Key Laboratory of New Technology for Construction of Cities in Mountain Area, Ministry of Education; National Joint Engineering Research Center of Geohazards Prevention in the Reservoir Areas; School of Civil Engineering, Chongqing University, Chongqing 400045, China.
Key Laboratory of New Technology for Construction of Cities in Mountain Area, Ministry of Education; National Joint Engineering Research Center of Geohazards Prevention in the Reservoir Areas; School of Civil Engineering, Chongqing University, Chongqing 400045, China.
J Environ Manage. 2023 Sep 15;342:118177. doi: 10.1016/j.jenvman.2023.118177. Epub 2023 May 20.

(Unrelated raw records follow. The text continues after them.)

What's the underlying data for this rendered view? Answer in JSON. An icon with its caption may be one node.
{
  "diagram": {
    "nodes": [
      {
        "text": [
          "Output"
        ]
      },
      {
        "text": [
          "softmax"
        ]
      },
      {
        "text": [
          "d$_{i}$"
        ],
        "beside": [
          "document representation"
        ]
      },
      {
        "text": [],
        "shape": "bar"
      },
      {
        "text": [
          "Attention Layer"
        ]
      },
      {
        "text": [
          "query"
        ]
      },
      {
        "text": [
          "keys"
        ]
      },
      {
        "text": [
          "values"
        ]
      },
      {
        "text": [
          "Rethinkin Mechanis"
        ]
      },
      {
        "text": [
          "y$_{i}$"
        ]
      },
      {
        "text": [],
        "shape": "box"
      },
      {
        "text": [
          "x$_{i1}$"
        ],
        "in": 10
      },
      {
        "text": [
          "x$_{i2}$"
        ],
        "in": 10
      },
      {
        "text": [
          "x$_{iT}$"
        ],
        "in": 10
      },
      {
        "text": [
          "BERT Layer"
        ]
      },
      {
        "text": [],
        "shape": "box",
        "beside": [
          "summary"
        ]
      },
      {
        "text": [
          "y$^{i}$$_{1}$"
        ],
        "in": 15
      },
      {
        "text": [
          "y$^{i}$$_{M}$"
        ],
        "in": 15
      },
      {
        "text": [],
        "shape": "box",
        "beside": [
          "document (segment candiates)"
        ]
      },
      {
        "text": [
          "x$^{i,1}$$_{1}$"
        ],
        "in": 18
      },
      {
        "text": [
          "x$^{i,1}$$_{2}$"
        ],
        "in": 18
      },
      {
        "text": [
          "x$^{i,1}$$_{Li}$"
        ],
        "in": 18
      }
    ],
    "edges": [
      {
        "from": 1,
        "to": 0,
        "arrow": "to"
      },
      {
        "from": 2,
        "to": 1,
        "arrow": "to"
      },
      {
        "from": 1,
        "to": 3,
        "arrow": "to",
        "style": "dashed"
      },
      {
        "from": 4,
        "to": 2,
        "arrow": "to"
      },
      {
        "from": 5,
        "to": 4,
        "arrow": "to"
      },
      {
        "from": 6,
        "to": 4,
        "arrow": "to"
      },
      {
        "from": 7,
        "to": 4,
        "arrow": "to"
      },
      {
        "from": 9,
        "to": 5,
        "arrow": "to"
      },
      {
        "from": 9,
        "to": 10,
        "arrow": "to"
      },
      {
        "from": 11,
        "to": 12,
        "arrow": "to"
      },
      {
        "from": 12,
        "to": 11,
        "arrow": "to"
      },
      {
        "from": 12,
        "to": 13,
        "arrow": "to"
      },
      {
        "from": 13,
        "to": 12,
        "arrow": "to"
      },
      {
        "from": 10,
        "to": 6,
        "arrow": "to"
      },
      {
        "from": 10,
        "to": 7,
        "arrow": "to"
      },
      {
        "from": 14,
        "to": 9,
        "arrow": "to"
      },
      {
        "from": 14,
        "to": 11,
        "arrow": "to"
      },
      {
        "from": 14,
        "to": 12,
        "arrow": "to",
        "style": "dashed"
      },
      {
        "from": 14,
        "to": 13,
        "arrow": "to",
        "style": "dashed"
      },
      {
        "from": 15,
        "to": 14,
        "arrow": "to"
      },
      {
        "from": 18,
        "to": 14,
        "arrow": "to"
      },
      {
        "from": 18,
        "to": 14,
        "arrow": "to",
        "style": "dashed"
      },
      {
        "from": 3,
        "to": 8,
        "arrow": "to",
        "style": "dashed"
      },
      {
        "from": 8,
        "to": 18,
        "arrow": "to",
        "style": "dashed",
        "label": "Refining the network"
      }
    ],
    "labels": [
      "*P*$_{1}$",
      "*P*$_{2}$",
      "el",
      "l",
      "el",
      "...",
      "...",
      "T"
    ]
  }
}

Preparation of pipeline risk zoning is essential for pipeline construction and safe operation. Landslides are one of the main sources of risk to the safe operations of oil and gas pipelines in mountainous areas. This work aims to propose a quantitative assessment model of landslide-induced long-distance pipeline risk by analyzing historical landslide hazard data along oil and gas pipelines. Using the Changshou-Fuling-Wulong-Nanchuan (CN) gas pipeline dataset, two independent assessments were carried out: landslide susceptibility assessment and pipeline vulnerability assessment. Firstly, the study combined the recursive feature elimination and particle swarm optimization-AdaBoost method (RFE-PSO-AdaBoost) to develop a landslide susceptibility mapping model. The RFE method was used to select the conditioning factors, while PSO was used to tune the hyper-parameters. Secondly, considering the angular relationship between the pipelines and landslides, and the segmentation of the pipelines using the fuzzy clustering (FC), the CRITIC method (FC-CRITIC) was combined to develop a pipeline vulnerability assessment model. Accordingly, a pipeline risk map was obtained based on pipeline vulnerability and landslide susceptibility assessment. The study results show that almost 35.3% of the slope units were in extremely high susceptibility zones, 6.68% of the pipelines were in extremely high vulnerability areas, the southern and eastern pipelines segmented in the study area were located in high risk areas and coincided well with the distribution of landslides. The proposed hybrid machine learning model for landslide-oriented risk assessment of long-distance pipelines can provide a scientific and reasonable risk classification for new planning or in service pipelines to avoid landslide-oriented risk and ensure their safe operation in mountainous areas.
管道路由风险分区准备对于管道建设和安全运行至关重要。滑坡是山区油气管道安全运行的主要风险源之一。本工作旨在通过分析油气管道沿线历史滑坡灾害数据,提出一种基于滑坡的长输管道风险定量评估模型。利用长寿-涪陵-武隆-南川(CN)输气管道数据集,进行了两次独立评估:滑坡易发性评估和管道脆弱性评估。首先,研究结合递归特征消除和粒子群优化-Adaboost 方法(RFE-PSO-AdaBoost),开发了滑坡易发性制图模型。RFE 方法用于选择条件因素,而 PSO 用于调整超参数。其次,考虑到管道与滑坡的角度关系,以及使用模糊聚类(FC)对管道进行分段,结合 CRITIC 方法(FC-CRITIC)开发了管道脆弱性评估模型。据此,根据管道脆弱性和滑坡易发性评估,获得了管道风险图。研究结果表明,近 35.3%的斜坡单元处于极高易发性区,6.68%的管道处于极高脆弱性区,研究区分段的南部和东部管道处于高风险区,与滑坡分布吻合较好。该研究提出的长输管道面向滑坡风险评估的混合机器学习模型可为新规划或在役管道提供科学合理的风险分类,以避免面向滑坡的风险,确保其在山区的安全运行。